Immer wieder werden in diesen kritischen Meinungen auch Spekulationen über die »eigentlichen Hintergründe« des Volkskammerbeschlusses angestellt. Mit dem Hinweis auf sich in der BRD abzeichnende politische Spannungen im Zusammenhang mit der gesellschaftlichen Integration ausländischer Arbeitskräfte und deren Familien werde der DDR die Absicht unterstellt, in der Weltöffentlichkeit die in der DDR herrschenden demokratischen Verhältnisse, eingeschlossen die Gewährleistung der Menschenrechte, demonstrieren und den Vergleich mit der BRD herausfordern zu wollen. In Einzelmeinungen wird auch die Auffassung vertreten, man wolle mit den Wählerstimmen ausländischer Bürger das Ergebnis der Kommunalwahlen manipulieren, um über die erwartete geringere Wahlbeteiligung der DDR-Bürger hinwegzutäuschen.
Vorliegenden Hinweisen zufolge werden von in der DDR lebenden ausländischen Staatsbürgern sehr differenzierte Standpunkte zum Ausländerwahlrecht vertreten. Neben häufig geäußerter Zustimmung und Unterstützung werden zum Teil auch Unsicherheiten deutlich und Zurückhaltung geübt. In diesem Sinne argumentieren ausländische Bürger,
- –
keinen wirksamen Einfluss auf die Arbeit der Volksvertretungen nehmen zu können (Sprachschwierigkeiten, begrenzte Aufenthaltsdauer in der DDR, ungenügende Kenntnis des Wahlsystems der DDR),
- –
aus politischen oder religiösen Gründen nicht als Abgeordneter gewählt werden zu wollen,
- –
dass sie vor ihrer Entscheidungsfindung auf verbindliche Orientierungen ihrer Botschaften warten müssten.
Nach bisher vorliegenden internen Hinweisen beabsichtigen zahlreiche Personen mit Vorhaben zur ständigen Ausreise aus der DDR,6 an den Kommunalwahlen teilzunehmen, um mit ihrer ablehnenden Stimme zum Wahlvorschlag der Nationalen Front7 ihre Haltung zur DDR zu dokumentieren.
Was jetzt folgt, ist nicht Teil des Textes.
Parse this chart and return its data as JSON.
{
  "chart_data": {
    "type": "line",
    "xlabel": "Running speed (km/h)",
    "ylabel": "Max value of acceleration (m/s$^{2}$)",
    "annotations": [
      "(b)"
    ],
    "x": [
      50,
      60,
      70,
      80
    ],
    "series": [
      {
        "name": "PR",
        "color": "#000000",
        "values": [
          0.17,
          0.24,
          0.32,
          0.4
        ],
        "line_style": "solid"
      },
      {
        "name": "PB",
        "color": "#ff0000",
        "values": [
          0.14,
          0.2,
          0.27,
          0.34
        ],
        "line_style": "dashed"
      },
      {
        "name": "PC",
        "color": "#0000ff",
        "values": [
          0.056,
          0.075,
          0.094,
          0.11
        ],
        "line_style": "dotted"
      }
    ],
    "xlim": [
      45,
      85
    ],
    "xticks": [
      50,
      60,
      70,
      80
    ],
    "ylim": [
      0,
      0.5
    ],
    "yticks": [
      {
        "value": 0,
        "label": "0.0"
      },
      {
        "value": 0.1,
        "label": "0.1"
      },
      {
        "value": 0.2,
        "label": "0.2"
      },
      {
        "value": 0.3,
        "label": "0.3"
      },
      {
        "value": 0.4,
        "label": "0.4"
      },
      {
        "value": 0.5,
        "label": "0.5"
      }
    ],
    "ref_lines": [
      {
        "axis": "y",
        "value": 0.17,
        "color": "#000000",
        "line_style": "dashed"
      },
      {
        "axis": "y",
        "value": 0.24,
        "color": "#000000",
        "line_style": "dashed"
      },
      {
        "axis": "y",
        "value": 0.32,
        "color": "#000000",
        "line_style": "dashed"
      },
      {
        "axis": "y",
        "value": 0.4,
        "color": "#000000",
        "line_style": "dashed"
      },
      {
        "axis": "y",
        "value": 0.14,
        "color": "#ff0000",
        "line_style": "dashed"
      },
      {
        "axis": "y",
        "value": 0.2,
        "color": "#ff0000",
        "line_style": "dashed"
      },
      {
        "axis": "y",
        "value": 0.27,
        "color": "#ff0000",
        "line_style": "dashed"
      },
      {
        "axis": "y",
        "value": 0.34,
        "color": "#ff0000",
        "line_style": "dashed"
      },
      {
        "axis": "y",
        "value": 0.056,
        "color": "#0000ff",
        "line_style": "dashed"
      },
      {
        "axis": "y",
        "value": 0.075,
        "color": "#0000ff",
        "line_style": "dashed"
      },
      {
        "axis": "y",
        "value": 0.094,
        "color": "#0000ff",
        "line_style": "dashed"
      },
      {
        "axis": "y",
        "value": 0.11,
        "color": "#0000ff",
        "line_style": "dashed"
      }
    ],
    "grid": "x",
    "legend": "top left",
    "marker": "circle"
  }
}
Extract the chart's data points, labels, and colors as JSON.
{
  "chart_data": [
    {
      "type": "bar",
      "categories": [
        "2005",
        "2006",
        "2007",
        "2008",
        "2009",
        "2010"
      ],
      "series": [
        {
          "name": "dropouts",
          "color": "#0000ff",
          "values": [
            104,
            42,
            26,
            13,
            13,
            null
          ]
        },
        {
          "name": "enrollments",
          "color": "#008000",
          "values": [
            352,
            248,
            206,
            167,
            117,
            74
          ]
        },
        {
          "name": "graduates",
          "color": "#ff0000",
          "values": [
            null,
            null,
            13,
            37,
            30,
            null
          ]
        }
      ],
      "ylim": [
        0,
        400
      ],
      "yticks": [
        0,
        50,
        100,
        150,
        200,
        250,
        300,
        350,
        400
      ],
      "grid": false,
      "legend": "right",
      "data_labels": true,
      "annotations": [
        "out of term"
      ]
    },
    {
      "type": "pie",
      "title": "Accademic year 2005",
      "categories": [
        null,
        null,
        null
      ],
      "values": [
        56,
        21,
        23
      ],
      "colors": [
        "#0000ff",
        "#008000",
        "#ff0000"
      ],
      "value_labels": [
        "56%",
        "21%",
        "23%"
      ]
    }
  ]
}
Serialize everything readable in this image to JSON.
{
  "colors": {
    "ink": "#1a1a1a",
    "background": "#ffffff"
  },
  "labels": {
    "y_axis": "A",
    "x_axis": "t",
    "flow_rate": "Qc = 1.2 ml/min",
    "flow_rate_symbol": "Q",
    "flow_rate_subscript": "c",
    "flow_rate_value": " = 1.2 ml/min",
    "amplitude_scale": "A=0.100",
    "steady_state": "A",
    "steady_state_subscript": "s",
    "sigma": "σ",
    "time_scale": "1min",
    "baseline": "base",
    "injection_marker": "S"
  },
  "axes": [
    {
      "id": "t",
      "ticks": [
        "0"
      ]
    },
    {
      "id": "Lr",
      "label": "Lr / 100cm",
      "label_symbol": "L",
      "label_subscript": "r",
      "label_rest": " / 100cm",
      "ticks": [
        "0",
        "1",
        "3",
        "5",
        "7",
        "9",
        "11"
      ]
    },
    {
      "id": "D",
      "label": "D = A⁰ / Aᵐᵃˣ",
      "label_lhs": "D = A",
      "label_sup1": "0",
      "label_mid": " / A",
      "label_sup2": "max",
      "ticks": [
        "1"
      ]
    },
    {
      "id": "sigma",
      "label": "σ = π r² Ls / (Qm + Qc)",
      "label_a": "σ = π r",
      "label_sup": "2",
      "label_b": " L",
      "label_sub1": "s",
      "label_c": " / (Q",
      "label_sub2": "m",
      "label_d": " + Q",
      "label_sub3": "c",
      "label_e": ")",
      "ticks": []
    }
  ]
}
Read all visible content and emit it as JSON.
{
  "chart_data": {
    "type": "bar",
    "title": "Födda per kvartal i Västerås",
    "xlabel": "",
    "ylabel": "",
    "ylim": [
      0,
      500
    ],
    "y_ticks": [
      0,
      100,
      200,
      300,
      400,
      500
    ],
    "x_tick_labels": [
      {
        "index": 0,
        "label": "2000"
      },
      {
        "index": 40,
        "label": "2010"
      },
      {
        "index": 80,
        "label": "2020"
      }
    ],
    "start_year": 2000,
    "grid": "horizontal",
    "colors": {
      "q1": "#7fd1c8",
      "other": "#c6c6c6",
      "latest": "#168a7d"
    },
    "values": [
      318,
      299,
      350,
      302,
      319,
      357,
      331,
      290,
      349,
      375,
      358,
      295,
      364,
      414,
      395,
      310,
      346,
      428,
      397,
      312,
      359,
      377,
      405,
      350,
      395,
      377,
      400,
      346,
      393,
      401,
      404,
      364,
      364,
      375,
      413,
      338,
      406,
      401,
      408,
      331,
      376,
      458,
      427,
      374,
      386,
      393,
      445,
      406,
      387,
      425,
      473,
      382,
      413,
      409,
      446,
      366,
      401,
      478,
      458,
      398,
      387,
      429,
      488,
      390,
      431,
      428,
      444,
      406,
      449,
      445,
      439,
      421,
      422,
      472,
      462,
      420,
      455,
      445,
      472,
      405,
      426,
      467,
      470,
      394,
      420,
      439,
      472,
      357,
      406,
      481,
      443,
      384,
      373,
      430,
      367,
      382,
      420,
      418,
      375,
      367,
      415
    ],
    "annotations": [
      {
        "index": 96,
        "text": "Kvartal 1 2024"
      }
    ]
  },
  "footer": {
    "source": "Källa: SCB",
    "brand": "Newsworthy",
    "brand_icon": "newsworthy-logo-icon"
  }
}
Ein Teil der Antragsteller lehnt eine Wahlbeteiligung mit der Begründung, »sich mit diesem Staat nicht identifizieren zu wollen«, ab.
Hartnäckig hält sich unter diesem Personenkreis das Gerücht über eine »Ausreise-Welle« noch vor dem Wahltag. Das veranlasste bereits einige dieser Personen, sich durch das Veräußern ihres persönlichen Eigentums auf eine kurzfristige Entscheidung hinsichtlich ihrer Ausreise vorzubereiten. In diesem Zusammenhang wird vereinzelt auch die Auffassung vertreten, im Falle einer Nichtgenehmigung ihrer Ausreise wäre der Wahltag ein geeigneter Zeitpunkt, öffentlichkeitswirksam auf ihr Vorhaben aufmerksam zu machen und so Druck auf die zuständigen Staatsorgane auszuüben.